# Domain Rules Learning

`bin/propose_domain_rules` mines the session corpus for n-grams that
correlate with session corrections. The proposer never modifies
`domain-rules.active.json` directly. It writes JSON proposals that
`refresh_learning_state.py` appends to `improvement-queue.jsonl` as
`kind: domain_rule_candidate`.

## Scoring

```
score(term) = correction_count(term) / (clean_count(term) + 1)
```

Higher score means the term appears disproportionately in
correction-tagged session chunks. The +1 in the denominator keeps the
score finite when a term never appears in clean chunks (which is the
strongest possible correlation signal but would otherwise divide by
zero).

## Approval workflow

Operators inspect queue entries and explicitly edit
`domain-rules.active.json` to incorporate the term.
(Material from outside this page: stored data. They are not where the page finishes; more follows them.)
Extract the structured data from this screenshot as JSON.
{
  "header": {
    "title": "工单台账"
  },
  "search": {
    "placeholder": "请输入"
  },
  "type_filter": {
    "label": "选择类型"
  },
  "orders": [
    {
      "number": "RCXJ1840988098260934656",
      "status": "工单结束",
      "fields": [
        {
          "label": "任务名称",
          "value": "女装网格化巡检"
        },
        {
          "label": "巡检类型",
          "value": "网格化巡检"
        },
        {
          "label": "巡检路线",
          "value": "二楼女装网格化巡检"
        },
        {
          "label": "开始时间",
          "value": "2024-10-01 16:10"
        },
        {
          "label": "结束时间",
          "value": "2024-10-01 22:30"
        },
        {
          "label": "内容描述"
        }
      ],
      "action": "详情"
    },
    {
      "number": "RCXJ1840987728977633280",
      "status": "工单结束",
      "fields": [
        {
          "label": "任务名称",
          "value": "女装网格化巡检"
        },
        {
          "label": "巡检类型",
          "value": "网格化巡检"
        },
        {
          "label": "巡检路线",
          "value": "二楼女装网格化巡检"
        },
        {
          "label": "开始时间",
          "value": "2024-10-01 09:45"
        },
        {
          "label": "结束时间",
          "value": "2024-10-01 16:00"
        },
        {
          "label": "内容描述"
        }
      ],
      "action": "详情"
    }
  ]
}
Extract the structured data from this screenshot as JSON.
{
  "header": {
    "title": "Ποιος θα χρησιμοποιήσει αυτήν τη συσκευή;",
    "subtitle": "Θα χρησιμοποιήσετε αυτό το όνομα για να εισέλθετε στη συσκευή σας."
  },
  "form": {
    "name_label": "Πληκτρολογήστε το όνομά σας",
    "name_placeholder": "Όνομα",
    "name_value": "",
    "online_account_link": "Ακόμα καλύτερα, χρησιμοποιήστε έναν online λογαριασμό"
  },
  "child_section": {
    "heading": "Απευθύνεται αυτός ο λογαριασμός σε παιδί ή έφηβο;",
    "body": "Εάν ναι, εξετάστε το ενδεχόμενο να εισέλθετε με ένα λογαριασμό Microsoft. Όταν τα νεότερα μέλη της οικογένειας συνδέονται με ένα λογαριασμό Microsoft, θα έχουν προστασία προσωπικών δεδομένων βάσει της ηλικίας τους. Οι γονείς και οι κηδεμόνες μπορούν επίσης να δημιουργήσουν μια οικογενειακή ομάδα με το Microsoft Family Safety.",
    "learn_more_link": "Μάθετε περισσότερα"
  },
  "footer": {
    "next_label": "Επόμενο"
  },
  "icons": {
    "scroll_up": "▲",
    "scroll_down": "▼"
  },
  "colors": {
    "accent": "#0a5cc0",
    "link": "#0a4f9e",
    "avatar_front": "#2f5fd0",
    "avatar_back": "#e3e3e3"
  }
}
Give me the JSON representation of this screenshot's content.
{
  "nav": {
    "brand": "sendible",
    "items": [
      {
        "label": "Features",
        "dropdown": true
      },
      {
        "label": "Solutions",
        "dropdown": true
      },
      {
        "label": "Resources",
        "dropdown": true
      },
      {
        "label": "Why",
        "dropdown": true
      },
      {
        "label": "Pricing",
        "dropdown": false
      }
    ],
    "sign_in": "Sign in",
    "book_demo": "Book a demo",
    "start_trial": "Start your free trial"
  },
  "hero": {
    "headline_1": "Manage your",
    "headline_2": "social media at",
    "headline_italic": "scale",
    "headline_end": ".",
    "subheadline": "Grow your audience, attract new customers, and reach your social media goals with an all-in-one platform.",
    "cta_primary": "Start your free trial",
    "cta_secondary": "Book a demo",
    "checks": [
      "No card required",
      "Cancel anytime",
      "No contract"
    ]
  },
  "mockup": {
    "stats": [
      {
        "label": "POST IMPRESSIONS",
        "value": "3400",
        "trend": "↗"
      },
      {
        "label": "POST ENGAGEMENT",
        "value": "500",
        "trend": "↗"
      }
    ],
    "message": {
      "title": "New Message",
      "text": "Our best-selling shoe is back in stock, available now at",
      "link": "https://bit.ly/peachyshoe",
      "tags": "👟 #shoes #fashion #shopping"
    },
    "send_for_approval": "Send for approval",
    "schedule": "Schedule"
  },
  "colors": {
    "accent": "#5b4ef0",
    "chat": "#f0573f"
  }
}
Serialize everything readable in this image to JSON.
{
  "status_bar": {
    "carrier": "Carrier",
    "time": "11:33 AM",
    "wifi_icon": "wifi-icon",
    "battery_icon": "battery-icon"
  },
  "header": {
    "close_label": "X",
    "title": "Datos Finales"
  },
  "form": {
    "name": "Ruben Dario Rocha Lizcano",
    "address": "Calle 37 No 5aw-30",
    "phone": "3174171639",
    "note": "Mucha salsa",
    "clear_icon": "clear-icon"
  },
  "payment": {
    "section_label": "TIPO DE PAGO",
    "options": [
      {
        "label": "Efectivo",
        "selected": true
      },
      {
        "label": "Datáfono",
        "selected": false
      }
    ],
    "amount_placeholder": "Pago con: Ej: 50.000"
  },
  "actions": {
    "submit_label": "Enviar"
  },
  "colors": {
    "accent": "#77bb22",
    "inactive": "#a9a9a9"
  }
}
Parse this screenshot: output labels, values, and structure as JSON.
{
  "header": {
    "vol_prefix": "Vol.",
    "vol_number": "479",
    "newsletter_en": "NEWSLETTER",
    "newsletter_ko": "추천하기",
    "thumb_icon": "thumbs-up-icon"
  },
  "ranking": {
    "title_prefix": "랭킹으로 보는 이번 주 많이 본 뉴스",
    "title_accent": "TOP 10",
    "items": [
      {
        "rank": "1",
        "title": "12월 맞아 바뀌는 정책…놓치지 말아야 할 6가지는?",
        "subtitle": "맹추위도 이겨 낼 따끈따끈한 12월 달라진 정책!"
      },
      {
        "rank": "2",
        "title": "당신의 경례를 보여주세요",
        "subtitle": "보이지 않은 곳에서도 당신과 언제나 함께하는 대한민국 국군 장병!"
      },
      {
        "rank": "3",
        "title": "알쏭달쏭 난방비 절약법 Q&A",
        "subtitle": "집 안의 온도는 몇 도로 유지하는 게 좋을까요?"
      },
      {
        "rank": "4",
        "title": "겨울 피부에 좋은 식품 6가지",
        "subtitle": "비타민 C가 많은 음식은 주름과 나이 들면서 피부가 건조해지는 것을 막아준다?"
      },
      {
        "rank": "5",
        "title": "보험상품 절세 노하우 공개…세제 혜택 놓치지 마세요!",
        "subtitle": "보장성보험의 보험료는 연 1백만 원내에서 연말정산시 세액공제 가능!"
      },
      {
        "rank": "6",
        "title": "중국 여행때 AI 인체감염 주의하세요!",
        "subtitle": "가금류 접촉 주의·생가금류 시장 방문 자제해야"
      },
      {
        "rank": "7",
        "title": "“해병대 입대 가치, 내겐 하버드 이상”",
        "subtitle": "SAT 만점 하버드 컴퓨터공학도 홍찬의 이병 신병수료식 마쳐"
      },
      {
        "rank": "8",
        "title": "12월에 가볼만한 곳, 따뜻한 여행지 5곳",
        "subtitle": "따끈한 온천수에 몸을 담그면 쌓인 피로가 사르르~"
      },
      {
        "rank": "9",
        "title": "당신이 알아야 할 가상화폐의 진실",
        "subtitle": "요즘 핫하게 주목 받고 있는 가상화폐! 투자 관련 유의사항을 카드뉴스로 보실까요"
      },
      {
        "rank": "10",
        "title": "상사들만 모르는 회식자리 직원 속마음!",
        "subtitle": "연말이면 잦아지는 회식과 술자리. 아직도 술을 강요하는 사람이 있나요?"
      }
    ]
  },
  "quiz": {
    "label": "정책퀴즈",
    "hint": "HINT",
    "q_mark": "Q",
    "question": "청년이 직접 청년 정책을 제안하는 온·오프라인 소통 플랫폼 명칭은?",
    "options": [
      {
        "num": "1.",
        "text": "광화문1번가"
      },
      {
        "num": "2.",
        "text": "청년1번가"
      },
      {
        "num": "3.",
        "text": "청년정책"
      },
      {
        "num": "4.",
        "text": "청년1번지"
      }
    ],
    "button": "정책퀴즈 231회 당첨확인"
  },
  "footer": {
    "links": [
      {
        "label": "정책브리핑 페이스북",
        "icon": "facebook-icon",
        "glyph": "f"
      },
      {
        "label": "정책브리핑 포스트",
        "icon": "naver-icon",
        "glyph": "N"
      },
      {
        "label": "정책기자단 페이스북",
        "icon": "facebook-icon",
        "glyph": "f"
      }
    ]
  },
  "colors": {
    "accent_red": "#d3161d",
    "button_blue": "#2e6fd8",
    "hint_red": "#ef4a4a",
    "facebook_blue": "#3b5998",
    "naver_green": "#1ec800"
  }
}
The proposer is
deliberately advisory — adding noisy seeds would hurt the
distillation classifier in `bin/distill_learning`.

When a domain seed is accepted, mark the queue row as resolved
(`status: resolved` is the suggested convention; the operator's queue
review tooling handles this).

## Tunables

- `--top-k 10` — proposals per refresh.
- `--min-score 2.0` — minimum score to surface.
- `STOP_WORDS` — a deliberately small list. Expand only on demand;
  large stop-word lists hide signal.
- `n_min, n_max` — default 1..2 (unigrams and bigrams). Trigrams are
  available via code edit but rarely score above the threshold without
  a much larger corpus.

## Corpus format

```
[session=<id> outcome=<state>] <chunk text>
```

`<state>` is `correction` or `clean`. Other states are dropped. Lines
without a matching header are skipped.